По-настоящему историчен его труд о русской святости. Святость, этимологически связанная со светом (svEnt) и с чистотой (hagios, Cmida), как нельзя лучше объединяет мифологичность и историю. В святости Топоров прозревал (именно в таком, почти пророческом ключе) избавление от диктата фатума, от тупой, безнадежной бесконечности. Он напишет позже о судьбе: "есть основания наметить и иное представление о судьбе, согласно которому она не более чем процесс суммации-интеграции неких прецедентов с постоянной оценкой промежуточных сумм по шкале соответствия определенным ценностям (да-нет, так-не так, правильно-неправильно и т.п.), позже переинтерпретированным как ценности морального характера; в этом смысле судьба не может быть сведена только к приговору: он только завершение длинного ряда "калькуляций" судьбы". Профессор Топоров видел то, что именуют судьбой, "в образе дирижера гигантского оркестра человеческих дел, слов, мыслей - всех видимых и невидимых ответов-реакций на вопросы-импульсы, исходящие от мира, от жизни, от самого человека, и, следовательно, понять самое судьбу как некое проективное пространство человеческой жизни, в котором она осмысляется, оценивается, судится".

Историко-мифологический метод дал профессору Топорову невероятное чувство интуиции, то, что Ревзин удачно назвал "тайным знанием" Топорова. В конце концов, хорошего ученого отличает от среднего или плохого интуиция.

В своей знаменитой статье о поэте В.Н.Топоров писал, что поэт следует технологии и потому выступает как делатель, кузнец, ткач... Таким кузнецом гуманитарной науки, вознесшим ее до поэтических высот был и сам Владимир Николаевич. Он был гораздо более синтетичен, чем М.Л.Гаспаров, но более аналитичен, чем С.С.Аверинцев, который восходил почти до мистических высот. В его интересе к семиотическому анализу была для него дверь в стихию синтеза, отрыв от компаративистской прагматики.

Но в Топорове был и настоящий вкус к культуре. Не как к знаку, а как к жизни, именно в ее "суммирующе-интегрирующем" аспекте. Это позволяло ему свободно менять регистр от компаративистики до истории русской литературы XIX в.

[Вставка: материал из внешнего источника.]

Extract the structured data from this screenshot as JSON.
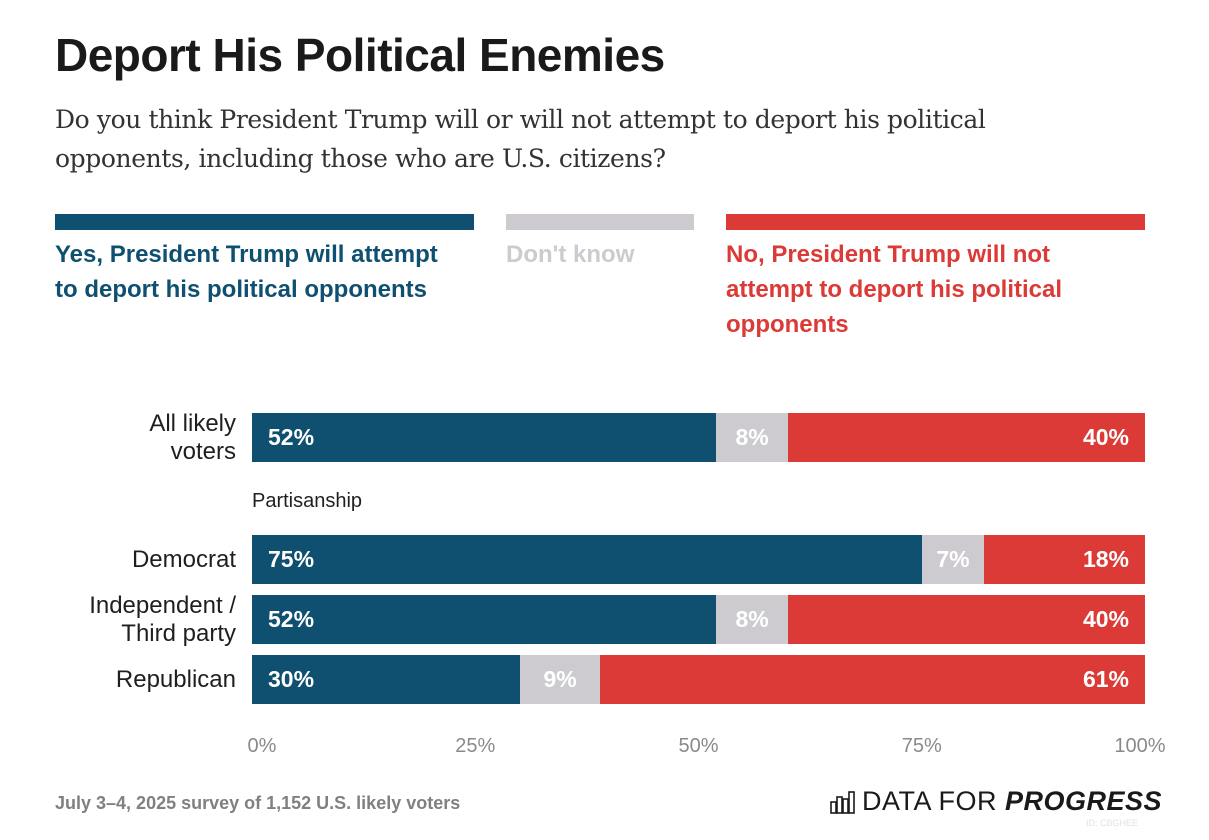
{
  "header": {
    "title": "Deport His Political Enemies",
    "subtitle": "Do you think President Trump will or will not attempt to deport his political opponents, including those who are U.S. citizens?"
  },
  "colors": {
    "yes": "#0f5070",
    "dont_know": "#cdcbcf",
    "no": "#db3a36"
  },
  "chart_data": {
    "type": "bar",
    "orientation": "horizontal-stacked",
    "title": "Deport His Political Enemies",
    "subtitle": "Do you think President Trump will or will not attempt to deport his political opponents, including those who are U.S. citizens?",
    "xlabel": "",
    "ylabel": "",
    "xlim": [
      0,
      100
    ],
    "x_ticks": [
      "0%",
      "25%",
      "50%",
      "75%",
      "100%"
    ],
    "legend_position": "top",
    "series": [
      {
        "name": "Yes, President Trump will attempt to deport his political opponents",
        "key": "yes",
        "values": [
          52,
          75,
          52,
          30
        ]
      },
      {
        "name": "Don't know",
        "key": "dont_know",
        "values": [
          8,
          7,
          8,
          9
        ]
      },
      {
        "name": "No, President Trump will not attempt to deport his political opponents",
        "key": "no",
        "values": [
          40,
          18,
          40,
          61
        ]
      }
    ],
    "categories": [
      "All likely voters",
      "Democrat",
      "Independent / Third party",
      "Republican"
    ],
    "category_lines": [
      [
        "All likely",
        "voters"
      ],
      [
        "Democrat"
      ],
      [
        "Independent /",
        "Third party"
      ],
      [
        "Republican"
      ]
    ],
    "group_label": "Partisanship"
  },
  "footer": {
    "source": "July 3–4, 2025 survey of 1,152 U.S. likely voters",
    "logo_light": "DATA FOR ",
    "logo_bold": "PROGRESS",
    "id": "ID: CBGHEE"
  }
}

В литературоведческой книге, посвященной М.Н.Муравьеву, Топоров напишет слова, которые можно в полной мере приложить и к нему: "он был человеком поразительного многообразия знаний, интересов, талантов... он, кажется, не имел в его время равных себе по универсализму, синтетическим дарованиям, по захваченности страстью познания и раскрывающейся перед его духовным взором картиной торжествующего знания, процветающей жизни, добродетели, нравственности. Вся его жизнь была одушевленным и одушевляющим порывом к благу, к свету, которые мыслились где-то совсем близко, рукой подать" (Из ист. Рус. Лит., т. 2, с. 17).

Именно так, мне кажется, надо сказать о самом Топорове: страсть познания синтезировалась в знание, а знание - в мудрость. Эпоха мудрецов прошла, и нам в удел остается аналитика. Дай Бог, чтобы уроки Топорова и его великих соратников пошли бы нам впрок.